Sabato 1° luglio all’abbazia di Rivalta Scrivia, alle ore 17, il vescovo Mons. Guido Marini celebrerà la S. Messa durante la quale avverrà la dedicazione del nuovo altare realizzato dall’artista argentino Raul Gabriel.

La cerimonia è la conclusione di un progetto approvato nel 2019 da Mons. Vittorio Viola, quando era ancora vescovo della Diocesi di Tortona, e realizzato sotto la supervisione dell’Ufficio Beni Culturali della Diocesi e della Soprintendenza, che ha dato il suo consenso il 3 ottobre 2022.

L’intervento consiste nella sistemazione del nuovo presbiterio con la collocazione dell’altare, dell’ambone e della sede del ministro, secondo le disposizioni dettate dalla “Nota Pastorale della Conferenza Episcopale Italiana”, in materia di adeguamento liturgico delle chiese ai dettami del Concilio Ecumenico Vaticano II (31 maggio 1996).

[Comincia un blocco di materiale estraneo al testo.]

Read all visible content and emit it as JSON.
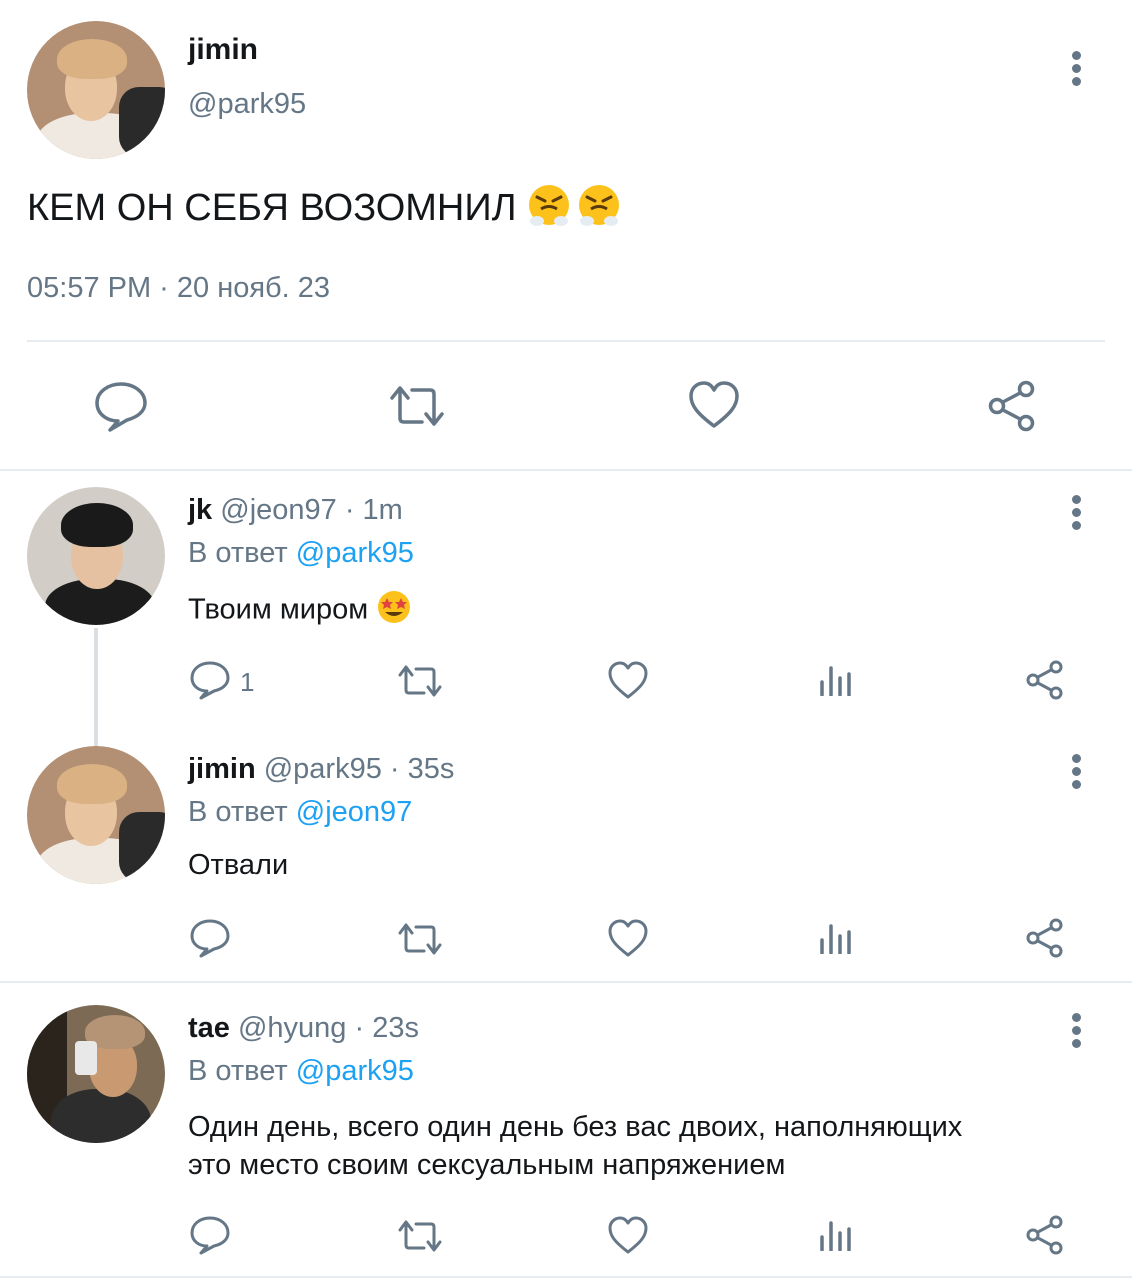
{
  "main_tweet": {
    "display_name": "jimin",
    "handle": "@park95",
    "text": "КЕМ ОН СЕБЯ ВОЗОМНИЛ",
    "text_emoji": "face-with-steam-from-nose",
    "timestamp": "05:57 PM · 20 нояб. 23",
    "actions": [
      "reply-icon",
      "retweet-icon",
      "like-icon",
      "share-icon"
    ]
  },
  "replies": [
    {
      "display_name": "jk",
      "handle": "@jeon97",
      "time": "· 1m",
      "reply_prefix": "В ответ",
      "reply_to": "@park95",
      "text": "Твоим миром",
      "text_emoji": "star-struck-face",
      "reply_count": "1"
    },
    {
      "display_name": "jimin",
      "handle": "@park95",
      "time": "· 35s",
      "reply_prefix": "В ответ",
      "reply_to": "@jeon97",
      "text": "Отвали",
      "reply_count": ""
    },
    {
      "display_name": "tae",
      "handle": "@hyung",
      "time": "· 23s",
      "reply_prefix": "В ответ",
      "reply_to": "@park95",
      "text_line1": "Один день, всего один день без вас двоих, наполняющих",
      "text_line2": "это место своим сексуальным напряжением",
      "reply_count": ""
    }
  ],
  "colors": {
    "text": "#14171a",
    "muted": "#657786",
    "link": "#1da1f2",
    "divider": "#e6ecf0"
  }
}
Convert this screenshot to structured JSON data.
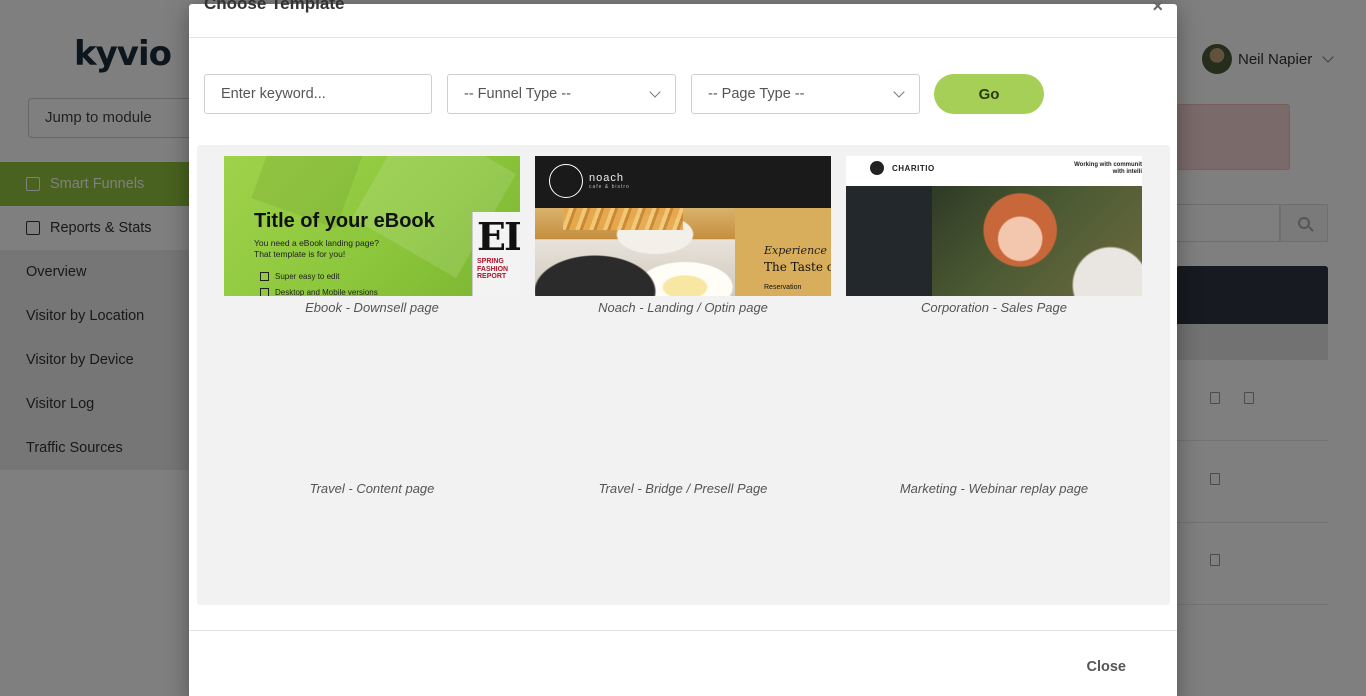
{
  "app": {
    "logo_text": "kyvio",
    "jump_placeholder": "Jump to module",
    "nav": [
      {
        "label": "Smart Funnels"
      },
      {
        "label": "Reports & Stats"
      },
      {
        "label": "Overview"
      },
      {
        "label": "Visitor by Location"
      },
      {
        "label": "Visitor by Device"
      },
      {
        "label": "Visitor Log"
      },
      {
        "label": "Traffic Sources"
      }
    ],
    "user_name": "Neil Napier"
  },
  "modal": {
    "title": "Choose Template",
    "close_x": "×",
    "filters": {
      "keyword_placeholder": "Enter keyword...",
      "funnel_type": "-- Funnel Type --",
      "page_type": "-- Page Type --",
      "go_label": "Go"
    },
    "templates": [
      {
        "label": "Ebook - Downsell page"
      },
      {
        "label": "Noach - Landing / Optin page"
      },
      {
        "label": "Corporation - Sales Page"
      },
      {
        "label": "Travel - Content page"
      },
      {
        "label": "Travel - Bridge / Presell Page"
      },
      {
        "label": "Marketing - Webinar replay page"
      }
    ],
    "ebook_thumb": {
      "heading": "Title of your eBook",
      "line1": "You need a eBook landing page?",
      "line2": "That template is for you!",
      "check1": "Super easy to edit",
      "check2": "Desktop and Mobile versions",
      "mag_title": "EL",
      "mag_report": "SPRING\nFASHION\nREPORT"
    },
    "noach_thumb": {
      "brand": "noach",
      "brand_sub": "cafe & bistro",
      "experience": "Experience",
      "taste": "The Taste of",
      "reservation": "Reservation"
    },
    "chariti_thumb": {
      "brand": "CHARITIO",
      "tagline": "Working with communit\nwith intelli"
    },
    "close_label": "Close"
  }
}
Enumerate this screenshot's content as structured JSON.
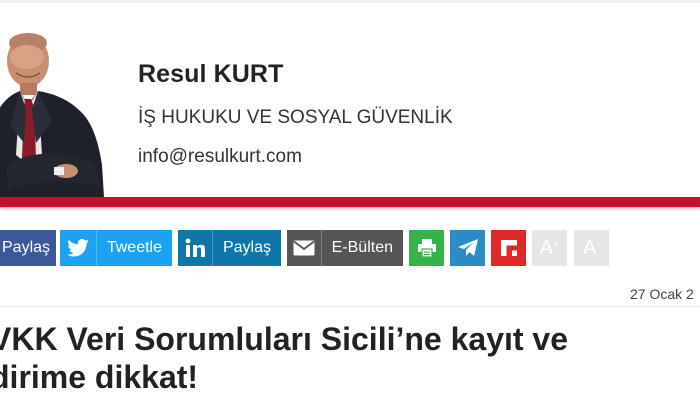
{
  "author": {
    "name": "Resul KURT",
    "title": "İŞ HUKUKU VE SOSYAL GÜVENLİK",
    "email": "info@resulkurt.com"
  },
  "share": {
    "facebook_label": "Paylaş",
    "twitter_label": "Tweetle",
    "linkedin_label": "Paylaş",
    "email_label": "E-Bülten",
    "font_increase_label": "A",
    "font_increase_sup": "+",
    "font_decrease_label": "A",
    "font_decrease_sup": "-"
  },
  "article": {
    "date": "27 Ocak 2",
    "headline_line1": "VKK Veri Sorumluları Sicili’ne kayıt ve",
    "headline_line2": "dirime dikkat!"
  },
  "colors": {
    "accent_red": "#c8102e",
    "facebook": "#3b5998",
    "twitter": "#1da1f2",
    "linkedin": "#0e76a8",
    "email": "#555555",
    "print": "#33b34a",
    "telegram": "#2a8cc7",
    "flipboard": "#e02828"
  },
  "icons": [
    "facebook-icon",
    "twitter-icon",
    "linkedin-icon",
    "envelope-icon",
    "print-icon",
    "telegram-icon",
    "flipboard-icon"
  ]
}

La soluzione pone termine alla sistemazione provvisoria della mensa eucaristica.

La nuova opera prevede l’altare in posizione sopraelevata e ben visibile, al centro dell’area presbiteriale, come fulcro della liturgia, “unico e praticabile tutto all’intorno”, di dimensioni contenute al fine di assicurare la “focalità” del “luogo” liturgico.

Attorno ad esso sono pensati e disposti gli altri spazi significativi come l’ambone e la sede del ministro.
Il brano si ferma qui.